The forum had been championing the wearing of hijab by female Muslim pupils.

Members of the Muslim Parents Forum had twice in the last 10 days distributed hijab to their female pupils against the school’s prescribed dress code.

The Muslim parents had written a letter to the school management and governing board, stating that their female pupils must be allowed to wear hijab on their school uniforms. The letter was entitled: ‘Notification of Muslim Parents’ Resolution on Hijab for our Muslim Girls in ISI’.



Their agitation and the attendant threat to peace led to the indefinite shutdown of the school on Monday. Series of meetings, including that of the Parent-Teacher Association, which the Muslim parents attended but left midway following irreconcilable differences with the school management and other stakeholders, could not douse the tension in the ISI.

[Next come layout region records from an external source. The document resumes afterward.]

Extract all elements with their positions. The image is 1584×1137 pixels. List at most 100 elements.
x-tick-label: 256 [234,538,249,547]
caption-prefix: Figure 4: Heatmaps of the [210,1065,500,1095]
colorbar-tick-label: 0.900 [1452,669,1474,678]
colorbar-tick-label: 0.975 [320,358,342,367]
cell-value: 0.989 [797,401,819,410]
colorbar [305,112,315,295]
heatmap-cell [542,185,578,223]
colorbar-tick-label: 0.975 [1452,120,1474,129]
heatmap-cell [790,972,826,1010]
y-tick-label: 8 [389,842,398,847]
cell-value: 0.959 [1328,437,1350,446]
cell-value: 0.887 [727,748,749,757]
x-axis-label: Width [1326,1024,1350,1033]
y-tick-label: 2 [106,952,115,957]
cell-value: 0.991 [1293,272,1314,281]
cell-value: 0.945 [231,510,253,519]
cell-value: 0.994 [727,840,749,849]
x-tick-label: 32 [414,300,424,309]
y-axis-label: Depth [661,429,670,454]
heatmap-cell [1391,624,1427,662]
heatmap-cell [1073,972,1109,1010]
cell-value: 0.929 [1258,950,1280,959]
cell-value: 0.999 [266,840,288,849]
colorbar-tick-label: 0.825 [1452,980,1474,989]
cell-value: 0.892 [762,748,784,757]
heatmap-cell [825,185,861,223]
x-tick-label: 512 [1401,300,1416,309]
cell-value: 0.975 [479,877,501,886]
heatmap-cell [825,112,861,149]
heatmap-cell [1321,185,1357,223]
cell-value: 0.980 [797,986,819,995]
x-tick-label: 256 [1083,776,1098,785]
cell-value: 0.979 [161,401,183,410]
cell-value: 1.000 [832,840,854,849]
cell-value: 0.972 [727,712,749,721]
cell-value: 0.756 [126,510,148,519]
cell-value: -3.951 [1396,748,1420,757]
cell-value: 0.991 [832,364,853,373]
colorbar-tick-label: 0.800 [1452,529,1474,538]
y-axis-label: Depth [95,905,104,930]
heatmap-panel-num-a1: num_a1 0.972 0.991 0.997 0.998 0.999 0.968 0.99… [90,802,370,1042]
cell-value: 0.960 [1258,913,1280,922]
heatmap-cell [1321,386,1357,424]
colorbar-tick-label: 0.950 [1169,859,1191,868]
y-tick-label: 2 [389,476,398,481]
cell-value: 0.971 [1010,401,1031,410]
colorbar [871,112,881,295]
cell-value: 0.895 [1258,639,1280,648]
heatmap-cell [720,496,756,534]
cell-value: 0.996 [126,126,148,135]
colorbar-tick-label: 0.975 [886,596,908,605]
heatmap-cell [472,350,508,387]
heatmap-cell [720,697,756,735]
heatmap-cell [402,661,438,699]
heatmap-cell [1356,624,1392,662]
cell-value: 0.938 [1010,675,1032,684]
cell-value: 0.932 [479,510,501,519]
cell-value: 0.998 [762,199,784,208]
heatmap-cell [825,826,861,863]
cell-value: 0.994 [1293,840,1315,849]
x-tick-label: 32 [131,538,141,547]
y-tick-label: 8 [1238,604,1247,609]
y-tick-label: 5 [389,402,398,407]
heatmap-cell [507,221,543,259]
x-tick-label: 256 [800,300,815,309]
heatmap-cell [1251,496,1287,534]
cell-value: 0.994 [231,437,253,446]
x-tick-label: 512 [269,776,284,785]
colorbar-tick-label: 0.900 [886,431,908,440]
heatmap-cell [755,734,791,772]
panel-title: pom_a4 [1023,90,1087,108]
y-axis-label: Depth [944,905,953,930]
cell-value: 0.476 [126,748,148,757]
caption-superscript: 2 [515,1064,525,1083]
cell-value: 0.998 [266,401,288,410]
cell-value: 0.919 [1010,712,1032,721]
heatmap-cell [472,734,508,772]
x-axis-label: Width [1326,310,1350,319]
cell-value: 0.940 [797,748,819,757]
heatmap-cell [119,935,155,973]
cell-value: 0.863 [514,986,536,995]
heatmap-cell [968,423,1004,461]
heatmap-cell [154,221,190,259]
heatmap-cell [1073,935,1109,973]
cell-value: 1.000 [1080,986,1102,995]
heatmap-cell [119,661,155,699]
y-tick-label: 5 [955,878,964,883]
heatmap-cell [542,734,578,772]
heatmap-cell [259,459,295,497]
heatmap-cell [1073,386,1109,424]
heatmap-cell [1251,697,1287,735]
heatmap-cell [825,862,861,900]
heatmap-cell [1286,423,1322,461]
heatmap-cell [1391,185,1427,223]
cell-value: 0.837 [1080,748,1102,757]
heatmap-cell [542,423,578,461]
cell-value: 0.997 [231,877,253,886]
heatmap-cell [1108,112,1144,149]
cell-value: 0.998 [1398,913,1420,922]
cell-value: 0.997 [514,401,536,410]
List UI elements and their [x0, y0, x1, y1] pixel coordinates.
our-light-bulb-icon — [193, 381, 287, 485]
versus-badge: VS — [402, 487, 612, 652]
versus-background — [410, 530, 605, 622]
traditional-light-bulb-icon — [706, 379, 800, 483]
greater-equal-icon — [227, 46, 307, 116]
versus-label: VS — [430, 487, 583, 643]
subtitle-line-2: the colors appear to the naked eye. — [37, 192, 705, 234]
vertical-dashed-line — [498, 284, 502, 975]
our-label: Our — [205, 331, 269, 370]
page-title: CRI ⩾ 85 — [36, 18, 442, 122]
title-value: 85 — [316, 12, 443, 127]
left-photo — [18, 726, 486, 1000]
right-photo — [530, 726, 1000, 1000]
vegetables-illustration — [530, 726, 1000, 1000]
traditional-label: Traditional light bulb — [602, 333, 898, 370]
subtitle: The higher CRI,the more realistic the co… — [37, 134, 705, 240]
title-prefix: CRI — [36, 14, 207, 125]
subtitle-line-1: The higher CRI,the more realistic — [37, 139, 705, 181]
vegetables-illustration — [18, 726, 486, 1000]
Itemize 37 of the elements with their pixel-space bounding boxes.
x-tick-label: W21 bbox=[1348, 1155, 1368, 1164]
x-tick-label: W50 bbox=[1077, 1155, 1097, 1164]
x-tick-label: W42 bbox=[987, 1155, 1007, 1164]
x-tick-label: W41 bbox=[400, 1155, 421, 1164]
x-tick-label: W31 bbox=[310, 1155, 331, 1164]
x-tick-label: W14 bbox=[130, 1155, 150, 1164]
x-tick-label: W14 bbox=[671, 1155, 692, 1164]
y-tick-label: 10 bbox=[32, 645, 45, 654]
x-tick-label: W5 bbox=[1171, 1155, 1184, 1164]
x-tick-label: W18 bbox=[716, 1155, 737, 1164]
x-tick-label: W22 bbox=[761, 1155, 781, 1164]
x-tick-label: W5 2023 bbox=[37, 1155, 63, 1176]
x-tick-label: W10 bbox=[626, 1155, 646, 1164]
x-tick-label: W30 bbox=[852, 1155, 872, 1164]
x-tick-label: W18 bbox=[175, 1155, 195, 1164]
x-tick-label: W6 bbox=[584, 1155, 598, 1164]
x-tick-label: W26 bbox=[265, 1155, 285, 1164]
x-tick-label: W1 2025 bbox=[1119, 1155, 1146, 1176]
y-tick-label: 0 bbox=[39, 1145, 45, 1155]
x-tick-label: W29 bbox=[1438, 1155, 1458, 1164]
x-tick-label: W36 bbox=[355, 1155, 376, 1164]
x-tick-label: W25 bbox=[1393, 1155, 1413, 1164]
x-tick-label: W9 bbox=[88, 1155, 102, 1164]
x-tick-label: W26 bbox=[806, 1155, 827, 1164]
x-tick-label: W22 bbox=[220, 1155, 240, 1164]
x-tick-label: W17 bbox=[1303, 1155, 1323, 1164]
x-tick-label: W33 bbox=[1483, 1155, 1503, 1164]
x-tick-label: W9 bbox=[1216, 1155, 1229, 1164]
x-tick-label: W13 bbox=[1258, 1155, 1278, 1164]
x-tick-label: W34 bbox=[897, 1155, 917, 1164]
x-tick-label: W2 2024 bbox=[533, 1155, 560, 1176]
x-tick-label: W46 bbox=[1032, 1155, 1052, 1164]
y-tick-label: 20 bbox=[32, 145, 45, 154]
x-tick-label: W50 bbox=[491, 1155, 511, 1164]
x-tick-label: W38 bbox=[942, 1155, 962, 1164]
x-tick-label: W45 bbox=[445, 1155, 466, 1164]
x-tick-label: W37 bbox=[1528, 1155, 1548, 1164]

On Wednesday, many placard-carrying parents, including an Ifa priest and researcher, who is also the father of two pupils in the school, Awosanmi Abe, condemned the approach of the Muslim parents to the issue of hijab.

The protesting parents said wearing of hijab in the 55-year-old school was capable of dividing the students along religious lines.

Aside Abe, other leaders of the protesters were Olalekan Thani, a lawyer, and Olusola Aleshin.

They argued that the school was an indivisible entity, which no one or group should be allowed to divide for any reason.

The protesters described as dangerous a situation where little children were being made to discriminate against each other along religious, ethnic and other sentiments instead of emerging as global citizens.

In their letter entitled, ‘Clamour for the introduction of religious emblem for our children in the International School, University of Ibadan’, the parents urged the school’s board, which is headed by the DVC, to ensure that the rules and regulations guiding the institution, and to which all parents signed to uphold, reigned supreme.

They insisted that the pupils were friends and colleagues as well as their parents, stressing that any attempt by some Muslim parents to divide them should not be allowed to succeed.

Some of the inscriptions on the placards read: ‘No to religious discrimination in ISI’, ‘Say yes to peaceful co-existence in ISI’, ‘Stop!! Don’t divide our children’, ‘No to religious crisis’, and ‘Let our uniform be uniform’.

In a letter signed by the trio of Thanni, Abe and Aleshinloye, and addressed to the Vice-Chancellor, UI; the principal and the PTA Chairman, ISI, the parents said they received the news of the second closure of the school in the space of two weeks with serious pain and trauma.

The parents said, “We want to use this medium to inform the management that the school is not only populated by the two dominant religions, but also has traditional believers. These groups have vowed to enforce their rights in line with their Muslim counterparts’ claim to the right to use of their religious emblem in hijab wearing.

“A scenario in which armlets and Ifa traditional beads are freely used as religious symbols in the school will not be funny. What will then become of the uniformity concept of the uniform when the school environment can be taken as a marketplace of sorts, where a rainbow of apparels is the order of the day? May the day never come when the ISI becomes the example of what a school environment should not be.”

They noted that the ISI Muslim Parents Forum’s position was an attempt to disrupt the academic milieu as well as the atmosphere of love and unity already entrenched among the pupils.

They insisted that the rules and regulations of the school must be binding on all consenting parents and their wards, and that the choice of language and procedure adopted by the Muslim parents in their letter dated November 9, 2018 to the school principal and copied to the Chairman of the Board of Governors was both derogatory and an usurpation of the powers of the board.

They accused the Muslim parents of attempting to disrupt the school’s academic activities as well as the love and unity already existing among the pupils, who do not see religious barriers among themselves.